基金grants from the Hunan Provincial Education Department (06B088)the Hunan Provincial Health Department (2004B165)
文摘In this study, the full lipL21 gene fragment encoding outer membrane protein LipL21 was cloned from L. interrogans serovar Lai and inserted into eukaryotic expression vector pcDNA3.1(+). The guinea pigs were immunized with pcDNA3.1(+)-lipL21, pcDNA3.1(+) or PBS. Six weeks after the second immunization, the splenocytes were isolated to detect their proliferative ability by lymphocyte transformation experiments. In addition, microscopic agglutination test was used for quantitative detection of specific antibodies.
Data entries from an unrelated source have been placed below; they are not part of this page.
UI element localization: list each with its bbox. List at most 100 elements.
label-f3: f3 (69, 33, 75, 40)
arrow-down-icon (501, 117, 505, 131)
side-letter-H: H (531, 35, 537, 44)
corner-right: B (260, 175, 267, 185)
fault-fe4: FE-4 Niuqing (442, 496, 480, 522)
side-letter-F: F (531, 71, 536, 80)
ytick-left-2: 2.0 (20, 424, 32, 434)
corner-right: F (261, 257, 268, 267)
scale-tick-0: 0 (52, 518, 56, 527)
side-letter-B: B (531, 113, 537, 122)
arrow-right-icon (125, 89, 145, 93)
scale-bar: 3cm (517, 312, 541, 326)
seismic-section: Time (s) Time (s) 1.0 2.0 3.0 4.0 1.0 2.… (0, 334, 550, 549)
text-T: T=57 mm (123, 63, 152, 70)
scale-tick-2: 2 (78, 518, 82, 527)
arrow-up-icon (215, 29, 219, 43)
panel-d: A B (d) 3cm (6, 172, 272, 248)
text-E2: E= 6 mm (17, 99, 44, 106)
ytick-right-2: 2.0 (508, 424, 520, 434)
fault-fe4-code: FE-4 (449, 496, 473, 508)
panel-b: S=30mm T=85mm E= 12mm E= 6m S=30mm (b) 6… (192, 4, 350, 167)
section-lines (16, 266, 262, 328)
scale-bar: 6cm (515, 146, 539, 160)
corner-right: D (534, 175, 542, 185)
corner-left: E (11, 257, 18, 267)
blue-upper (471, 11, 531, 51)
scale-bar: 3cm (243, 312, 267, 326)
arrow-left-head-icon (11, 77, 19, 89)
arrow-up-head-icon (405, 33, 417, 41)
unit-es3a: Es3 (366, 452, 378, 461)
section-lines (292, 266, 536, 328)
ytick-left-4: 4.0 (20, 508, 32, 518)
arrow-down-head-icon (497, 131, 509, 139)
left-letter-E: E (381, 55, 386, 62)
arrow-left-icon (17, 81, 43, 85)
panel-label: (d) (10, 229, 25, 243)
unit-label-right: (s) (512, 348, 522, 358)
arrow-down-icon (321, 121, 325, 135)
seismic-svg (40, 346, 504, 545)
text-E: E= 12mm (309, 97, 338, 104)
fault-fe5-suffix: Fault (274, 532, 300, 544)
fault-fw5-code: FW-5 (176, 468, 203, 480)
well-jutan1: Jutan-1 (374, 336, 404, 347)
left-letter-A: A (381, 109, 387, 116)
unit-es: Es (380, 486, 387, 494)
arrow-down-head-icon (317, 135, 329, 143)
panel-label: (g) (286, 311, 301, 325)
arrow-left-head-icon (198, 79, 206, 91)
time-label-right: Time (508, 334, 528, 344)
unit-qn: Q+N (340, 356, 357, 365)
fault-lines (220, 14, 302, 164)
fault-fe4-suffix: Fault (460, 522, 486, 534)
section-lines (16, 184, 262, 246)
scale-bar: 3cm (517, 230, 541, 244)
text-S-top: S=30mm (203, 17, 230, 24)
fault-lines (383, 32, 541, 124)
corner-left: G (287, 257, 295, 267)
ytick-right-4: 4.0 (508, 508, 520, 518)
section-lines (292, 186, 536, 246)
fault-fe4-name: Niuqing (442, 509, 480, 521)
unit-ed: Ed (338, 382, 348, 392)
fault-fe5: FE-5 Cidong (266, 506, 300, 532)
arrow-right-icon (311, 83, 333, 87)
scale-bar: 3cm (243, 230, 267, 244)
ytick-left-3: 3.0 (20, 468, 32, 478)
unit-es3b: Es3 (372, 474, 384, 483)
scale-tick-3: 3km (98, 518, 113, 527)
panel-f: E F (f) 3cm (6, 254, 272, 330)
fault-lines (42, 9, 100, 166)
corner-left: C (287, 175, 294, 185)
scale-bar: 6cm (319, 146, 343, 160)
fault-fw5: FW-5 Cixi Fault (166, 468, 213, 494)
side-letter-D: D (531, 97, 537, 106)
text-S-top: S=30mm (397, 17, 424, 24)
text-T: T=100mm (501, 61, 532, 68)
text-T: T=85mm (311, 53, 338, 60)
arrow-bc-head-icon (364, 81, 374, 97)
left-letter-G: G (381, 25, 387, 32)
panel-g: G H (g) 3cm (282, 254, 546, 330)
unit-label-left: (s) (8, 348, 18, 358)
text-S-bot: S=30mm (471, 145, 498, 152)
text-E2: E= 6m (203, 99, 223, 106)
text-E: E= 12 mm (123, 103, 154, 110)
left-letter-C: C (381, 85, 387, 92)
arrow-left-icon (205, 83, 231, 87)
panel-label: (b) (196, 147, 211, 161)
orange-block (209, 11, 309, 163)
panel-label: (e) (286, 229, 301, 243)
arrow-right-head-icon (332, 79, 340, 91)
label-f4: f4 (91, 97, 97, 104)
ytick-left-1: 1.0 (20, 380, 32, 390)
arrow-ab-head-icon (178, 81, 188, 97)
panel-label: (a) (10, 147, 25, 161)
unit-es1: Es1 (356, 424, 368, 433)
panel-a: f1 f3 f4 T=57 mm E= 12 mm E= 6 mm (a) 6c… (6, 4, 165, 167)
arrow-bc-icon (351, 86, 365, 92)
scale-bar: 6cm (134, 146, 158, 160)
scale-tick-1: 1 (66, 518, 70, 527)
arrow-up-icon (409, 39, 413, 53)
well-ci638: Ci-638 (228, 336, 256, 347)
The rest guinea pigs were challenged intraperitoneally with L. interogans sorevar Lai. Then, protective effect was evaluated on the basis of survival and histopathological lesions in the kidneys, lungs, and liver. The lipL21 gene was successfully expressed in COS-7 cells through recombinant pcDNA3.1(+)-lipL21. The titer of specific antibodies substantially increased, and the stimulation index of splenocytes increased significantly. Hence, the pcDNA3.1(+)-lipL21 could protect the immunized guinea pigs from homotypic Leptospira infection. Furthermore, no obvious pathologic changes were observed in the pcDNA3.1(+)-lipL21 immunized guinea pigs. The results showed that the protective effect with pathogenic strains of Leptospira was shared by LipL21 mediated through a plasmid vector. Consequently, these results indicated that the lipL21 DNA vaccine was a promising candidate for the prevention of leptospirosis.